Figure 3 shows a virtual array plot of a single organism identified as Lactococcus lactis subsp. lactis strain II403 from the raw data before processing and unique peptides observed after data analysis. Figure 4 shows the algorithm generated results for seven organism mixture identified as (1) Bacillus cereus ATCC14579, (2) Staphylococcus aureus, (3) Streptococcus pyogenes, (4) Burkholderia thailandensis, (5) Escherichia coli strain K12, (6) Salmonella enterica and (7) Pseudomonas aeruginosa strain PA01. All the samples used in the analysis had been double blind bacterial samples. Further utility of ABOid on double blind bacterial samples can be found in an Applied Environmental Microbiology publication [10]. Figure 5 is the screenshot of the application
The results of applying ABOid for analysis of a bacterial sample composed of a mixture of E. coli K-12 and B. cereus ATCC 14579 strains demonstrate that mass spectrometry based proteomic approach, combined with ABOid for analysis SEQUEST output files, allows for automated assignment of analyzed organisms to taxonomic groups. Moreover, ABOid reveals genome-traced relatedness between bacteria that is suitable for fast and reliable classification and even identification of bacteria up to the strain level. Therefore, the application of this algorithm for analyses of proteomics data constitutes a new method that may function as a strong complement to DNA based approaches of comparing bacterial genomes.
In summary, ABOid is capable of revealing the identification of microbial mixture contents.
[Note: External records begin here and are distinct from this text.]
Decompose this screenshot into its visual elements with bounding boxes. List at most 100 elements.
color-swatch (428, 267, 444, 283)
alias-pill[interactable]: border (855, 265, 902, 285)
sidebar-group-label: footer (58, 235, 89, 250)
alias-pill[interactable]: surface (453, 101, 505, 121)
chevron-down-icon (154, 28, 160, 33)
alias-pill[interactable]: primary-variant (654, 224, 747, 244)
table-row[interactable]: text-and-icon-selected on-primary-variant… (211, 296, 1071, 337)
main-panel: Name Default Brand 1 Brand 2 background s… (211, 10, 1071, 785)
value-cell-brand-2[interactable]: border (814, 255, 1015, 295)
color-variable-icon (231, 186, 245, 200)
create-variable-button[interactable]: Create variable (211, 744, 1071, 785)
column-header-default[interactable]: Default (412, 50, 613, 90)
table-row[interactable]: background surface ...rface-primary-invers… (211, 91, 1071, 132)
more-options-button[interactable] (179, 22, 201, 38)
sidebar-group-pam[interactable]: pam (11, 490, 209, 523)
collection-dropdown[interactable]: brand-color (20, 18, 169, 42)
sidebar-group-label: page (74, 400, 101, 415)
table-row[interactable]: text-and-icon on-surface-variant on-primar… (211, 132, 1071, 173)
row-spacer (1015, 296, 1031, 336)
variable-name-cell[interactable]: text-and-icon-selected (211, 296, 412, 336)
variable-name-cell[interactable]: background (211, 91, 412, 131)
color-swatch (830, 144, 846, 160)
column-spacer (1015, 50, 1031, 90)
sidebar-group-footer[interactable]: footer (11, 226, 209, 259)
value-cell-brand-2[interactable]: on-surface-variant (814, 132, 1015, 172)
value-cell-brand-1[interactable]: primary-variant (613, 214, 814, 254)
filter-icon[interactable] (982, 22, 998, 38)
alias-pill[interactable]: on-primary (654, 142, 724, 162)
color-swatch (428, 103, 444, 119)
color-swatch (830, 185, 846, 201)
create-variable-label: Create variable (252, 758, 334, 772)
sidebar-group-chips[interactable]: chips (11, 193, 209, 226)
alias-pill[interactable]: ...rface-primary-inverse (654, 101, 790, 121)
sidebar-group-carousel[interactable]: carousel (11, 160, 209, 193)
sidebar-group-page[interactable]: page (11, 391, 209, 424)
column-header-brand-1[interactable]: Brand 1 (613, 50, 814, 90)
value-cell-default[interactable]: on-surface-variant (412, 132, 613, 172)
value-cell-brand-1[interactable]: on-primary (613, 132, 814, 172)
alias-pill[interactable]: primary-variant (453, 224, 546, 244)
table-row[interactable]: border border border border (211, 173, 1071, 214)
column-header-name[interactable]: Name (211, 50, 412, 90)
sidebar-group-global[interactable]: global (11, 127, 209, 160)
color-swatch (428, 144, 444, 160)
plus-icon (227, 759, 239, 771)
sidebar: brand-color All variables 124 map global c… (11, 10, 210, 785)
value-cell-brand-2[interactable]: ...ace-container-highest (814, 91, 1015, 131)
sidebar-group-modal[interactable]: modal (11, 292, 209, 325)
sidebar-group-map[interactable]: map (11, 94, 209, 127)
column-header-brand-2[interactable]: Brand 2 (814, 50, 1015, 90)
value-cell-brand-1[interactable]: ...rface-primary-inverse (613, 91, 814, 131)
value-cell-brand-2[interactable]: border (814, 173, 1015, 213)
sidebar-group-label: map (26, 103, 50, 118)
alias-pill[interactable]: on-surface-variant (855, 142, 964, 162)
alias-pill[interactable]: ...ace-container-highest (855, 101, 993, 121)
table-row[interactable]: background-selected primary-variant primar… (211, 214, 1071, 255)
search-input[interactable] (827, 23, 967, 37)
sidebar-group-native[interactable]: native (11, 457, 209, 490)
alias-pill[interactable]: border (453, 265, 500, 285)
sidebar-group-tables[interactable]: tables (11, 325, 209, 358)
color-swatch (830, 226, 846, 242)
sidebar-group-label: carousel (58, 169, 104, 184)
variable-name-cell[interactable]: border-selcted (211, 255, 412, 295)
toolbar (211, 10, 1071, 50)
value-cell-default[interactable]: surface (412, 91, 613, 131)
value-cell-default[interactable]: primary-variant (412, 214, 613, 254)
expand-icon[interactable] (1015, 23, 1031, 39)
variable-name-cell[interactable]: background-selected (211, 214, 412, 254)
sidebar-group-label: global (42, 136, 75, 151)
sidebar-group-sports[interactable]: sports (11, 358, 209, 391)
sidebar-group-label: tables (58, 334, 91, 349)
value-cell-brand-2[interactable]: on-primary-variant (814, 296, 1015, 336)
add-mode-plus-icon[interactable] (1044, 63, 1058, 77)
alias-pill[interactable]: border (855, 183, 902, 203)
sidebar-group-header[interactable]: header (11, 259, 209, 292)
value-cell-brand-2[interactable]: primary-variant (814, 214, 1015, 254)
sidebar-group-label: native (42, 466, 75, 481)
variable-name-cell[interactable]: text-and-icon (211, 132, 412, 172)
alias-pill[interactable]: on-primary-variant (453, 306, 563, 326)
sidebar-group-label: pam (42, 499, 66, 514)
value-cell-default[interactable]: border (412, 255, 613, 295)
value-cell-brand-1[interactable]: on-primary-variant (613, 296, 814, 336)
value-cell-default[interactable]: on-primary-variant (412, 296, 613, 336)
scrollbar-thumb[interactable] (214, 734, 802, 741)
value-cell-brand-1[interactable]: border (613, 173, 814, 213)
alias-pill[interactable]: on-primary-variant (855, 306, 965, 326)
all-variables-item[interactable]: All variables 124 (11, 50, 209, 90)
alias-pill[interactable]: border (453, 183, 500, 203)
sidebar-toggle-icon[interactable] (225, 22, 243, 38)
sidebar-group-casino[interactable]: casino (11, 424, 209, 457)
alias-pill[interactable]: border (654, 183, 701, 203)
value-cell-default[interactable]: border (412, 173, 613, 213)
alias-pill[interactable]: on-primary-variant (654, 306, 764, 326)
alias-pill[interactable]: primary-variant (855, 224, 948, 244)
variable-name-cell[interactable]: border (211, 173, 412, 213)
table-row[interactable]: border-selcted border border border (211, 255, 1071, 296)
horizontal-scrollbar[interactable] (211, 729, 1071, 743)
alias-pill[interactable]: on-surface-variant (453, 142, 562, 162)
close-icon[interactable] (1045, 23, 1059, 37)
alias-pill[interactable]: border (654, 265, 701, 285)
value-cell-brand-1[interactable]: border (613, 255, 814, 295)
The software application does not require prior knowledge of the sample and can be applied to pure cultures and mixtures. It allows for strain level identification based on comparative analysis of protein sequences and the un-sequenced bacterial strains not in our database are identified to their close-neighbor species. Statistical and visualization tools of the software allow its utilization by non-specialists end user.
This work is supported by the Defense Threat Reduction Agency (DTRA) # BRCALL07-N-2-0026.